Eso dicho, las posibilidades emancipatorias del derecho está en sus confines, en volverlo responsable de sus grandes narrativas. por ahí es por donde yo escudriño. no sé si esto me convierta en una alternativista como mi amiga Eli Vásquez, pero por ahí ando. En todo caso, rechazo esa dudosa invitación a “váyase de aquí si no le gustan las reglas” y esa más dudosa distinción entre lo público y lo privado que parece justificarla (como en ciertos comentarios al artículo de Niño Reinaldo en Gkillcity). Si lo que ud. hace, daña o agrede, no importa en nombre de qué libertad lo haga o el ámbito desde donde actúa o la naturaleza de los fondos que usa, prepárese a que le protesten. Si algo reivindica a cualquier sistema de reglas es que, sobre todo, es o debe ser, un espacio de discrepancia efectiva, esto es, con resultados.

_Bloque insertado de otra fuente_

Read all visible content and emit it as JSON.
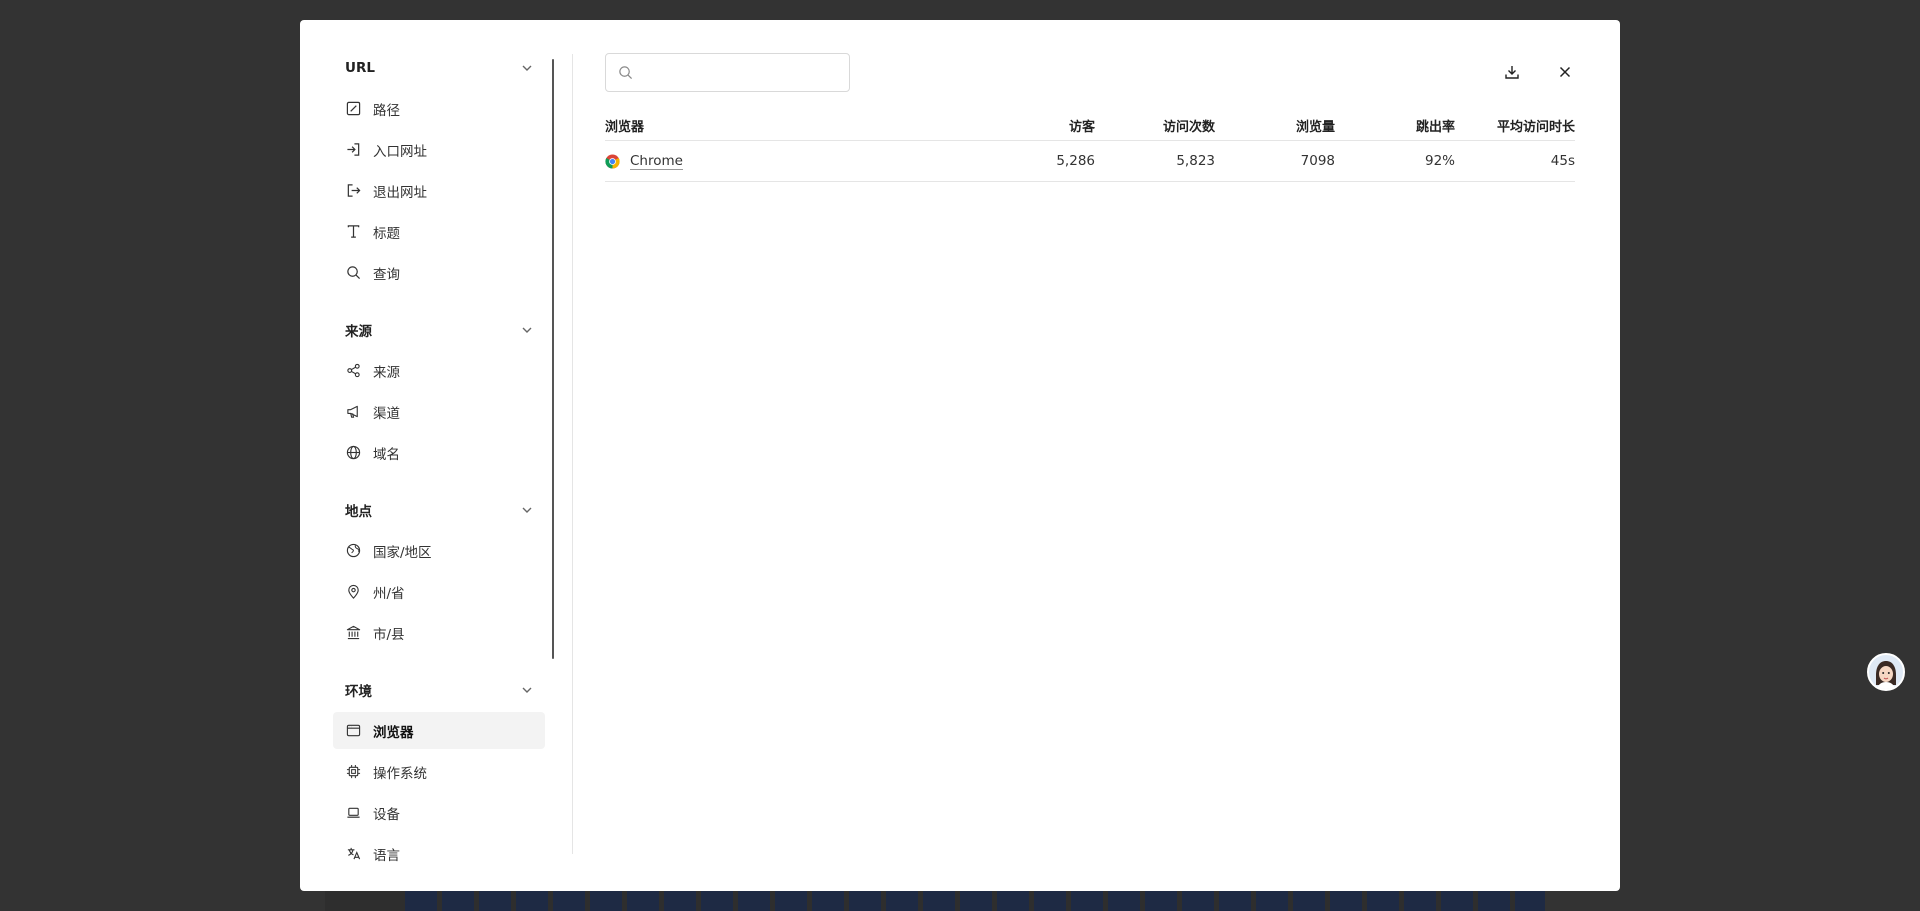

El derecho ha sido instrumental para construir, para definir, las relaciones entre los estados y los pueblos indígenas. Aquí voy a revisar cómo ha ocurrido esto en el ámbito ecuatoriano y en el internacional y cómo por la participación activa de los interesados, esas relaciones han variado de subordinación y paternalismo a unas potencialmente más promisorias en términos de relaciones inter-pares. Ésta es la primera parte de una serie de dos artículos y el marco que estimo necesario para entender en contexto, la relevancia y funcionamiento del derecho a las consultas previas a las que se refieren los numerales 57.7 y 57.17 de la constitución vigente, y que será materia del artículo siguiente.

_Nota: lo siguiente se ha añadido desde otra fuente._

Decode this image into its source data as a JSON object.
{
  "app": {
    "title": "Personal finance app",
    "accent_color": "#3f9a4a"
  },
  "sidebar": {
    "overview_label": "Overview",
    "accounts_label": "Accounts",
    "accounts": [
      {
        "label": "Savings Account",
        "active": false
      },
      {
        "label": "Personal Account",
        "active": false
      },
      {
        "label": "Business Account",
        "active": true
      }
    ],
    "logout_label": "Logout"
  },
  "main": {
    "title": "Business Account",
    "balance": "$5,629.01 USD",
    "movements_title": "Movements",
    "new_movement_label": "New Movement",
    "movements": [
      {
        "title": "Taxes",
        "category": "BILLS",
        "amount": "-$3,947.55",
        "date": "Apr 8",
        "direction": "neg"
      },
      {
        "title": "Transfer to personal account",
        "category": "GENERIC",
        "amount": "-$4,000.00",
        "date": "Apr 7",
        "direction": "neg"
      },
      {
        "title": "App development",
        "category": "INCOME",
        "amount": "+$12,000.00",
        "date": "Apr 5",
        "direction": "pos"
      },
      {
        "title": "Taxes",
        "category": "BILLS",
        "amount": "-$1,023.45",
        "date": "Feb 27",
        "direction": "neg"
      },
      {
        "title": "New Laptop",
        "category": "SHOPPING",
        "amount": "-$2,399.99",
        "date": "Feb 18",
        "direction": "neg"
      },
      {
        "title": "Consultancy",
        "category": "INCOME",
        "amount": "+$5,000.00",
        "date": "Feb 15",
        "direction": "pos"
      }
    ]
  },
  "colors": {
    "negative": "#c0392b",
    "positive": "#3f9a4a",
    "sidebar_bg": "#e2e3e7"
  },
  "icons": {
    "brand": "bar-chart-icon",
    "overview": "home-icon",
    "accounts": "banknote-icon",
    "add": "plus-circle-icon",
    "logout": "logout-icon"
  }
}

El derecho europeo legitimó la conquista europea. el fundamento inicial fue la doctrina del descubrimiento (terra nullius) interpretada en el sentido de que los infieles no podían ser considerados como dueños de tierras. En 1493, una serie de bulas papales (las llamadas bulas alejandrinas) otorgaron a la corona española las tierras que descubriera bajo la obligación de evangelizar a los infieles. Sin embargo, tanto la doctrina del descubrimiento como la autoridad papal fueron cuestionadas como bases para disponer de los territorios de los indios. Para Francisco de Vitoria, las bulas papales regulaban la carrera conquistadora entre potencias europeas (básicamente España y Portugal) pero no podían por sí conferir a nadie las tierras descubiertas ni la soberanía sobre los llamados infieles. Según Vitoria, los indios eran seres racionales y en tanto tales tenían derecho a su propiedad y autoridades propias. Si algo legitimaba la conquista era el deber de “salvar almas” a través de la evangelización. Según Vitoria, todos los individuos del mundo eran libres pero estaban sujetos al derecho de gentes, independientemente de que lo conocieran o no. Según el derecho de gentes, todos tienen el derecho a circular por el mundo e intercambiar bienes, sobre todo, ideas. Para Vitoria, esto autorizaba a los españoles a predicar la fe cristiana y a emprender una guerra justificada e incluso a someterlos a su tutela, en caso de que los indios se negaran a escuchar tal prédica. aquí los justos títulos para guerra, según Vitoria.
Justificada la conquista, la prioridad se volvió la colonización de territorios y personas a través de mecanismos de apropiación de tierras -usualmente las mejores- y de servidumbre, como encomiendas, requerimientos, reducciones, tributos, junto con la aculturación y la evangelización. Todo esto estipulado en detalle en las llamadas Leyes de Indias, que regían todos los aspectos de la vida en las colonias españolas. El libro sexto regula la situación de los indios y entre otras cosas, les revoca la calidad de agentes al someterlos a la protección de los prelados eclesiásticos. A su vez, la nueva organización político-económica-administrativa redujo considerablemente las formas organizativas prehispánicas en ámbito, alcance de funciones y territorios, e incluso las utilizó en lo que fueron convenientes, pero no acabó con ellas por completo.
En la etapa republicana, el derecho ecuatoriano sobre relaciones entre indígenas y estado ha fluctuado entre la negación de los primeros como sujetos legales plenos y el asimilacionismo.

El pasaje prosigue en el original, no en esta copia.